The book is limited to an edition of 250 and will be offered at £875 RRP. Kickstarter Backers will receive a 34% discount, the book offered at £575, throughout the entire project.
There is also a selection of images from the book, available as individual, or multiple prints.
Click here to Back the Kickstarter project: https://www.kickstarter.com/projects/1769218820/i-dreamt-i-was-a-butterfly-an-exquisite-handcrafte
The Story of the Images
24 May 2011 The sun was rising over the low hills when I walked out of our front door and into a field of wild grasses and flowers tangled between the roots of ancient grape vines and olive trees gone rogue. I had been drawn out by the flickering brilliance of a butterfly … and I had the vague notion of photographing it flying.

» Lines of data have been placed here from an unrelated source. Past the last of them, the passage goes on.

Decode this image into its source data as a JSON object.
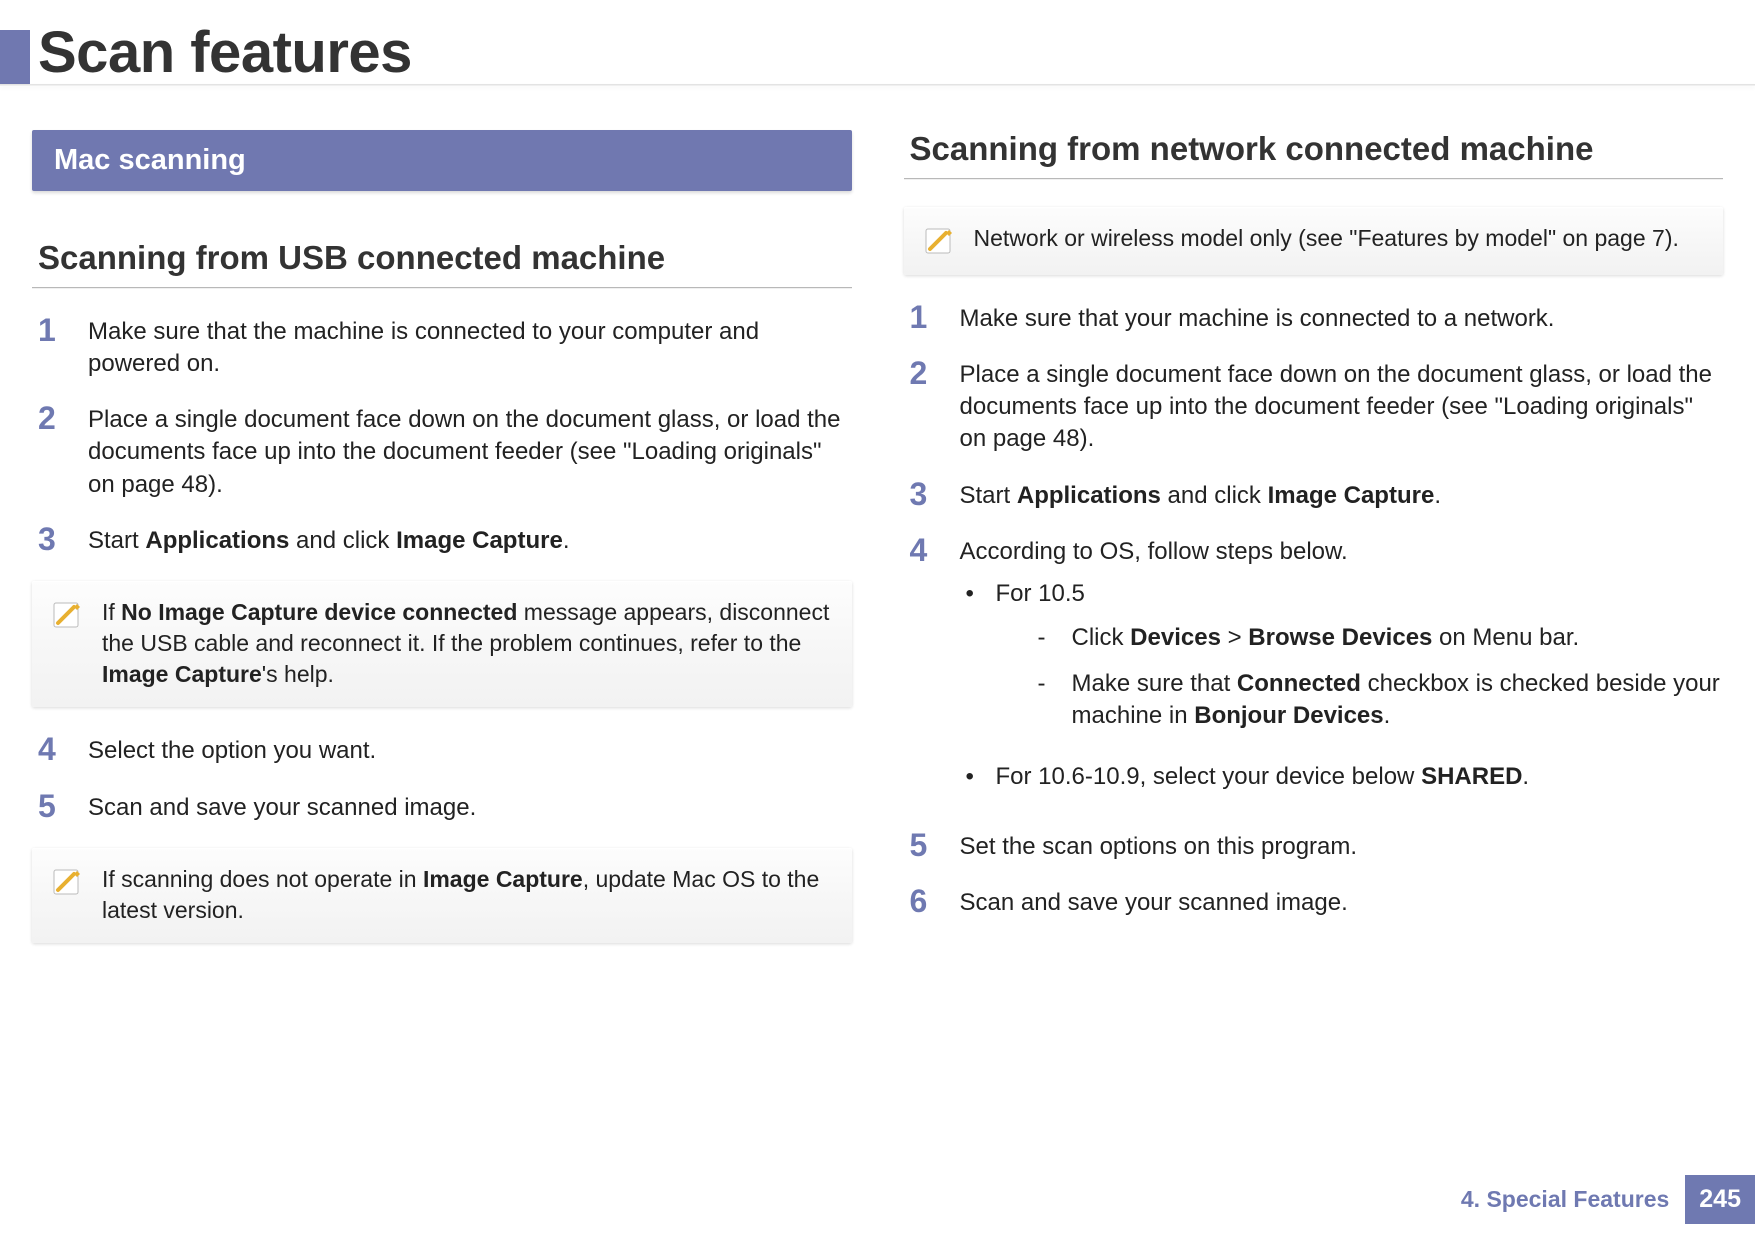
{
  "page_title": "Scan features",
  "left": {
    "section_band": "Mac scanning",
    "subheading": "Scanning from USB connected machine",
    "steps": {
      "s1": {
        "num": "1",
        "text": "Make sure that the machine is connected to your computer and powered on."
      },
      "s2": {
        "num": "2",
        "text": "Place a single document face down on the document glass, or load the documents face up into the document feeder (see \"Loading originals\" on page 48)."
      },
      "s3": {
        "num": "3",
        "pre": "Start ",
        "b1": "Applications",
        "mid": " and click ",
        "b2": "Image Capture",
        "post": "."
      },
      "s4": {
        "num": "4",
        "text": "Select the option you want."
      },
      "s5": {
        "num": "5",
        "text": "Scan and save your scanned image."
      }
    },
    "note1": {
      "pre": "If ",
      "b1": "No Image Capture device connected",
      "mid": " message appears, disconnect the USB cable and reconnect it. If the problem continues, refer to the ",
      "b2": "Image Capture",
      "post": "'s help."
    },
    "note2": {
      "pre": "If scanning does not operate in ",
      "b1": "Image Capture",
      "post": ", update Mac OS to the latest version."
    }
  },
  "right": {
    "subheading": "Scanning from network connected machine",
    "note1": {
      "text": "Network or wireless model only (see \"Features by model\" on page 7)."
    },
    "steps": {
      "s1": {
        "num": "1",
        "text": "Make sure that your machine is connected to a network."
      },
      "s2": {
        "num": "2",
        "text": "Place a single document face down on the document glass, or load the documents face up into the document feeder (see \"Loading originals\" on page 48)."
      },
      "s3": {
        "num": "3",
        "pre": "Start ",
        "b1": "Applications",
        "mid": " and click ",
        "b2": "Image Capture",
        "post": "."
      },
      "s4": {
        "num": "4",
        "intro": " According to OS, follow steps below.",
        "a_label": "For 10.5",
        "a1_pre": "Click ",
        "a1_b1": "Devices",
        "a1_mid": " > ",
        "a1_b2": "Browse Devices",
        "a1_post": " on Menu bar.",
        "a2_pre": "Make sure that ",
        "a2_b1": "Connected",
        "a2_mid": " checkbox is checked beside your machine in ",
        "a2_b2": "Bonjour Devices",
        "a2_post": ".",
        "b_pre": "For 10.6-10.9, select your device below ",
        "b_b1": "SHARED",
        "b_post": "."
      },
      "s5": {
        "num": "5",
        "text": "Set the scan options on this program."
      },
      "s6": {
        "num": "6",
        "text": "Scan and save your scanned image."
      }
    }
  },
  "footer": {
    "chapter": "4.  Special Features",
    "page": "245"
  },
  "bullets": {
    "dot": "•",
    "dash": "-"
  }
}
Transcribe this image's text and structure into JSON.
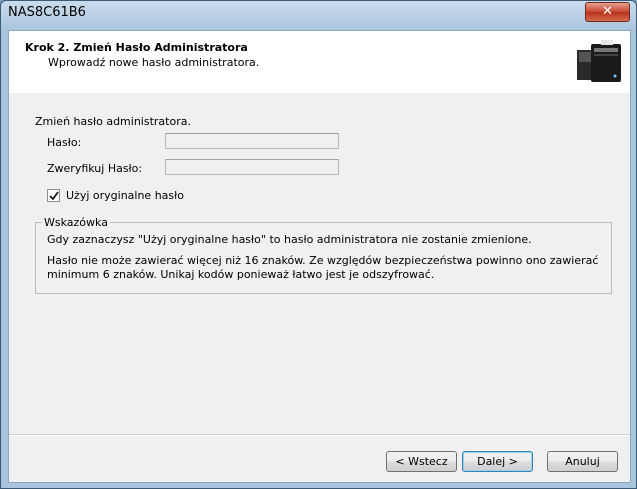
{
  "window": {
    "title": "NAS8C61B6",
    "close_label": "✕"
  },
  "header": {
    "title": "Krok 2. Zmień Hasło Administratora",
    "subtitle": "Wprowadź nowe hasło administratora."
  },
  "form": {
    "section_label": "Zmień hasło administratora.",
    "password_label": "Hasło:",
    "password_value": "",
    "confirm_label": "Zweryfikuj Hasło:",
    "confirm_value": "",
    "use_original_label": "Użyj oryginalne hasło",
    "use_original_checked": true
  },
  "hints": {
    "legend": "Wskazówka",
    "line1": "Gdy zaznaczysz \"Użyj oryginalne hasło\" to hasło administratora nie zostanie zmienione.",
    "line2": "Hasło nie może zawierać więcej niż 16 znaków. Ze względów bezpieczeństwa powinno ono zawierać minimum 6 znaków. Unikaj kodów ponieważ łatwo jest je odszyfrować."
  },
  "buttons": {
    "back": "< Wstecz",
    "next": "Dalej >",
    "cancel": "Anuluj"
  }
}
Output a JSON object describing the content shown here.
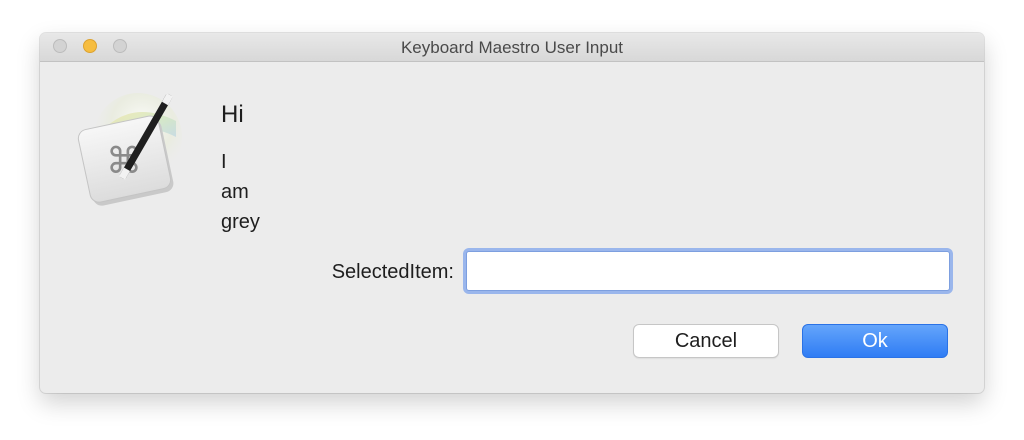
{
  "window": {
    "title": "Keyboard Maestro User Input"
  },
  "dialog": {
    "heading": "Hi",
    "message_lines": [
      "I",
      "am",
      "grey"
    ],
    "field": {
      "label": "SelectedItem:",
      "value": "",
      "placeholder": ""
    },
    "buttons": {
      "cancel_label": "Cancel",
      "ok_label": "Ok"
    }
  },
  "icons": {
    "app": "keyboard-maestro-app-icon",
    "glyph": "⌘"
  },
  "colors": {
    "accent": "#2f7cf4",
    "focus_ring": "#9ab6ec",
    "window_bg": "#ececec",
    "minimize": "#f6bd40"
  }
}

I had been thinking about this for a few days and, while I wanted to photograph a butterfly flying, I knew that I had no interest in controlling the butterfly’s surroundings (wind, sun, foliage) or influencing in any way its flight. What I imagined was a butterfly flying through the frame, on or near the focal plane, exactly when the shutter released.
The reality was a bit different. I realised fairly quickly that photographing a butterfly in flight might not be all that easy. I panned right and the butterfly went left. The butterfly flew down, camera flew up …focus near, butterfly far … random is a mild definition of the butterfly’s flight patterns. I’ve since learned that with 5 to 6 forms of lift at its disposal, the butterfly spins on a pin head, tumbles and somersaults within a few millimetres along with endless other mind-blowing manoeuvres … little wonder that this brilliant aviator is study religiously by aeronautics engineers.
Hours arrived, stayed a bit, flew on. I snapped away suspecting that the odds of the butterfly passing through the frame were nil-to-zilch … not important. I was dazzled, intrigued, mesmerized, the sun arching through its zenith, me blithely snapping away … then sitting among flowers in the twisted shade of an olive tree, sipping water … watching, breathing, thoughts fluttering around, passing … and, in a ‘down the rabbit hole’ manoeuvre, I dropped into the butterfly’s world … shards of light, shapeshifting shadows, intense colors, the smell of warm earth rising through wild herbs … it seemed like the right place …
15 June 2012 These moments spent with the butterfly delight and inspire … meditating on fragments of time set against backdrops of foliage swept by wind and sun … occasionally I pan the camera, spin the focal ring (I hand-hold and focus manually) and release the shutter and if the butterfly graces the frame it is a gift … Chaos, the Quantum universe’s micro perturbations and the butterfly’s random flight patterns all at play … predicting the moment of take-off, the direction of flight, the fall of light is quixotic at best.
About the Authors:
The photographer, Chuck East.
After a 35-year film career, directing and producing documentaries, TV specials and advertisements, Chuck has returned in recent years to his first love, photography, as a more personal way to explore the world in our own backyards.
His interest is in discovering the beauty of the ordinary aspects of life that are all around us – not just for the privileged few, but accessible to all. While photography is the initial medium, the final artwork is often more like a painting, which is simply the result of the way he exposes the image, the choice of papers to print it on and his own way of playing with light and dark and colours.
The editor, Oliver East.
The youngest son of Chuck and his wife Marita, Oliver is the one that inspired and encouraged his father to collect these unique images into a photo book and share them more widely. He graduated from the University of Bristol with a degree in Spanish and Portuguese.